Single-cell clonotype tracing identifies a stem-like intestinal Th17 population that gives rise to pathogenic effector T cells during autoimmunity

While intestinal Th17 cells are critical for maintaining tissue homeostasis, recent studies in both humans and mice have implicated their roles in the development of extra-intestinal autoimmune diseases such as multiple sclerosis. However, the mechanisms by which tissue Th17 cells mediate these dichotomous functions remain unknown. Here, we characterized the heterogeneity, plasticity, and migratory phenotypes of tissue Th17 cells in vivo by combining fate mapping with single-cell RNA sequencing to profile the transcriptomes and TCR clonotypes of over 84,000 Th17 cells at homeostasis and during CNS autoimmune inflammation. Inter- and intra-organ single-cell analyses revealed a homeostatic, stem-like TCF1+ IL-17+ SLAMF6+ population that traffics to the intestine where it is maintained by the microbiota, providing a ready-reservoir for the IL-23-driven generation of encephalitogenic GM-CSF+ IFNγ+ CXCR6+ T cells. Our study defines a direct relationship in vivo between IL-17+ non-pathogenic and GM-CSF+ and IFNγ+ pathogenic Th17 populations and provides, for the first time, a mechanism by which homeostatic intestinal Th17 cells direct extra-intestinal autoimmune disease.

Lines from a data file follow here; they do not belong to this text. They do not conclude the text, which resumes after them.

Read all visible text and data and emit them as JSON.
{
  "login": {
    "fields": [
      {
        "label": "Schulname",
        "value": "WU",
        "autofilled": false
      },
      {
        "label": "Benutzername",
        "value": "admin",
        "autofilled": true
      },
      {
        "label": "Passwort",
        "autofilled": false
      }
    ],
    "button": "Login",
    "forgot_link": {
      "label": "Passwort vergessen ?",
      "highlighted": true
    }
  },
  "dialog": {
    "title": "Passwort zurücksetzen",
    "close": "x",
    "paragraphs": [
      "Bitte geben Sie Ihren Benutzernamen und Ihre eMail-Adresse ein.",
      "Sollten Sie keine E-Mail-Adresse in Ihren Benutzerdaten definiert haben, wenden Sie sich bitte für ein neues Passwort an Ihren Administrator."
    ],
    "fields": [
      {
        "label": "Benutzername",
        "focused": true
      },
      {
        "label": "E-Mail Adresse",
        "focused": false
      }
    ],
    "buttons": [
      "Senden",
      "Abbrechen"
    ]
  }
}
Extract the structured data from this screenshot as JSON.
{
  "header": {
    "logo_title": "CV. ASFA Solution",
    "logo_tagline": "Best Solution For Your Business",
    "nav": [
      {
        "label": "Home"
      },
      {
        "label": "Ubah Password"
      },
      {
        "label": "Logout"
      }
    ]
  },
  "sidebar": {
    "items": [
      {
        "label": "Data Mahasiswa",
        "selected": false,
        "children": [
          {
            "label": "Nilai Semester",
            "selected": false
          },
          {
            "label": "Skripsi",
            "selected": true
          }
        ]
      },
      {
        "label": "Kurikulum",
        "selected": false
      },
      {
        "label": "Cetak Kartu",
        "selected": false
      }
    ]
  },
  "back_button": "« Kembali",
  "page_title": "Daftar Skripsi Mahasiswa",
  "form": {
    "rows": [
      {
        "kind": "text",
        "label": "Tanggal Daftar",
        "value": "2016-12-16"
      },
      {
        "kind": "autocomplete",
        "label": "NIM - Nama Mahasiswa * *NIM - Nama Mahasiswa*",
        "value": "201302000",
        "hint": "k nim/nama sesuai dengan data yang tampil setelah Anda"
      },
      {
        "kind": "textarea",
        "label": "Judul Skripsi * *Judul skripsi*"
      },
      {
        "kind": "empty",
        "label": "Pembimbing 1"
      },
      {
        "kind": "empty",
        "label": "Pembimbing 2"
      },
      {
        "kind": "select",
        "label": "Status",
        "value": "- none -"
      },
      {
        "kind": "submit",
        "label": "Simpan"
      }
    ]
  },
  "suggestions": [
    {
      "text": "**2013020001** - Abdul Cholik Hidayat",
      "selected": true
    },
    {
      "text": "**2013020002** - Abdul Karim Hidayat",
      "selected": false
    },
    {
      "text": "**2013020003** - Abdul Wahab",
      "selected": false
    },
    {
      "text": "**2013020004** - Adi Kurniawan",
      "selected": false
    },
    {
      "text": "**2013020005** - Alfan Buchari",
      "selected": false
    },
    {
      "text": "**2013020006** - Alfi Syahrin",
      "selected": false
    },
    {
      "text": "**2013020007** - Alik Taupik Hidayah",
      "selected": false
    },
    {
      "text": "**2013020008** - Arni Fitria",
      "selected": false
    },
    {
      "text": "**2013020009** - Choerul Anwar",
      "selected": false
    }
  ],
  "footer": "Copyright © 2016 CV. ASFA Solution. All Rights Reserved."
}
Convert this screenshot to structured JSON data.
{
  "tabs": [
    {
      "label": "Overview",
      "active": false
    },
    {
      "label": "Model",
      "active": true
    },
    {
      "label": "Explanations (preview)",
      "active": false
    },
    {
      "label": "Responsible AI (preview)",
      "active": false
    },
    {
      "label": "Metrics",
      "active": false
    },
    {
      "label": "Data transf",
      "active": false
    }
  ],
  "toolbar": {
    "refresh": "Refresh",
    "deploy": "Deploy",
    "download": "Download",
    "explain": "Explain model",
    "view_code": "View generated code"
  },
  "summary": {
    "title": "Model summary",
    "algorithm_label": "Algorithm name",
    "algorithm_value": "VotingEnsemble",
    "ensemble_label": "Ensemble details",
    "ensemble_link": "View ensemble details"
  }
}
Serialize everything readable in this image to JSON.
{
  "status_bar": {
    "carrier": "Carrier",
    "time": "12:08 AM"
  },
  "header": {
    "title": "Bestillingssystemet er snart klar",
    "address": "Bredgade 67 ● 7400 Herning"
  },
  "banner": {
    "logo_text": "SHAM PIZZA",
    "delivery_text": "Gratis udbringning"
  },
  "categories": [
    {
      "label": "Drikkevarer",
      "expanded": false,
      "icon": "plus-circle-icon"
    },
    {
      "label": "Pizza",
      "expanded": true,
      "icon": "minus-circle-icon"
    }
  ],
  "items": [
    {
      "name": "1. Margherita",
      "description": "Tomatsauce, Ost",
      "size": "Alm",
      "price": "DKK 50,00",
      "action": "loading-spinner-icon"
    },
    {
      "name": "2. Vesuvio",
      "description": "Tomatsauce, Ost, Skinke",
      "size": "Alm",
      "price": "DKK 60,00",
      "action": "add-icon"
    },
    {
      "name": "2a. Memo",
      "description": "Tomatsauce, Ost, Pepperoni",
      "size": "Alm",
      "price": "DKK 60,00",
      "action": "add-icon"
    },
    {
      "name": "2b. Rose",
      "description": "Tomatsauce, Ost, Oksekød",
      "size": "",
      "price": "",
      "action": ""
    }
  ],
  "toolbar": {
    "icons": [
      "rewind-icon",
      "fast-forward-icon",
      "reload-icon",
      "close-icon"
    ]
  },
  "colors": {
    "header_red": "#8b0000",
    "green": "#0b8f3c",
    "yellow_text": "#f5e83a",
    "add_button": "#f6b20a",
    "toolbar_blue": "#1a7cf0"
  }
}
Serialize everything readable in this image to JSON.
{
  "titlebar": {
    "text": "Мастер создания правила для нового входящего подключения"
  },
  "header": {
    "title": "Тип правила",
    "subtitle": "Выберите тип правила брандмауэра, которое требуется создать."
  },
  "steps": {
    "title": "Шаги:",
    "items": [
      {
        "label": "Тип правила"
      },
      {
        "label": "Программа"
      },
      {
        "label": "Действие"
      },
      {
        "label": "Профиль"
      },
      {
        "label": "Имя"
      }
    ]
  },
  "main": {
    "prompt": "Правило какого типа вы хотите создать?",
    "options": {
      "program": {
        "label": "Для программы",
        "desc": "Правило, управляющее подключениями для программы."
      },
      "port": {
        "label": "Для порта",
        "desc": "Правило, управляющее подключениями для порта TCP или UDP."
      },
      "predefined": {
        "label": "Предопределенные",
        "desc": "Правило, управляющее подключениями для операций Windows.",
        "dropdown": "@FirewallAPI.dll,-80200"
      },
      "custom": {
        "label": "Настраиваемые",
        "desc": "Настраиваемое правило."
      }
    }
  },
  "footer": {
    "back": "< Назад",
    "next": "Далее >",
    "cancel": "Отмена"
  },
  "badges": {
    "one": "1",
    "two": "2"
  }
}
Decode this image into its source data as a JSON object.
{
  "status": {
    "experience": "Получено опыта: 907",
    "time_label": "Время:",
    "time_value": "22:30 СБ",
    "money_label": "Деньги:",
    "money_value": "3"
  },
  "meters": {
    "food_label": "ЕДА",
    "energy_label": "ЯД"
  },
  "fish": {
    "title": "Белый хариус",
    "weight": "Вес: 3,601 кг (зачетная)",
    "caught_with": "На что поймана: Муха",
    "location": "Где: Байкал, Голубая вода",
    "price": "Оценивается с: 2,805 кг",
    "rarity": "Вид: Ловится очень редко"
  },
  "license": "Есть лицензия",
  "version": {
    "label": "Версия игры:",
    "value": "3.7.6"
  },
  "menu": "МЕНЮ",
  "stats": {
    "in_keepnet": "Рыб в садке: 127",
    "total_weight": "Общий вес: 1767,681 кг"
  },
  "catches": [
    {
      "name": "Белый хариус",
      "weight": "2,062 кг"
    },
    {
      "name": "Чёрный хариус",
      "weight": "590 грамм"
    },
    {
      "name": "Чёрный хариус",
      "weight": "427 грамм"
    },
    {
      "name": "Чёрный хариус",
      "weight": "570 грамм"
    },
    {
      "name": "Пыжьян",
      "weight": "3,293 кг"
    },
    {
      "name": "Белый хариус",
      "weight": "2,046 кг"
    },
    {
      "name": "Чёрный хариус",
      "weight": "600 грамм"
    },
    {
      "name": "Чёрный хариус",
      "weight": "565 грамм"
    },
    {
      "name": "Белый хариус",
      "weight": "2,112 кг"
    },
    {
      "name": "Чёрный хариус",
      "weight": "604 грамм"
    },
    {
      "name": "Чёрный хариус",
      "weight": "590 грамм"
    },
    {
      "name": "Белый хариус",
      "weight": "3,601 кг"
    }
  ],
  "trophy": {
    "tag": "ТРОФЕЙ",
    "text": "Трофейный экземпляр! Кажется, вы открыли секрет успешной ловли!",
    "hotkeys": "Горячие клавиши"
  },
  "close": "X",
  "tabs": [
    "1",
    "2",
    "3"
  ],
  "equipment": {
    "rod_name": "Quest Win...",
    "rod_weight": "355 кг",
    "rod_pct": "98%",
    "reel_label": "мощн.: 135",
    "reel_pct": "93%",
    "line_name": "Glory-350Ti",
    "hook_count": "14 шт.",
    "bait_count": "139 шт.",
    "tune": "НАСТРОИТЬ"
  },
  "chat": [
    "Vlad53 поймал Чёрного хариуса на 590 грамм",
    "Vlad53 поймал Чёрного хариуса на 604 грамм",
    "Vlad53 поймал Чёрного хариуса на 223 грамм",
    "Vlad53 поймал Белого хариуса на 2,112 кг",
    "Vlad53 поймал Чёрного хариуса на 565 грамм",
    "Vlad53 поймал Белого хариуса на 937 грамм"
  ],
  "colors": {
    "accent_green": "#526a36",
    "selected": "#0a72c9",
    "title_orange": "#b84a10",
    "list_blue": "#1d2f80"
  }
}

We generated droplet-based single-cell RNA-seq or scRNA/TCR-seq profiles for over 84,000 Th17 cells at homeostasis and during CNS autoimmune inflammation (EAE). A total of 80 samples were collected from multiple tissue sites and mice in 9 batches (32 samples were sequenced in individual channels, 48 samples were hashed per mouse and sequenced as 8 channels).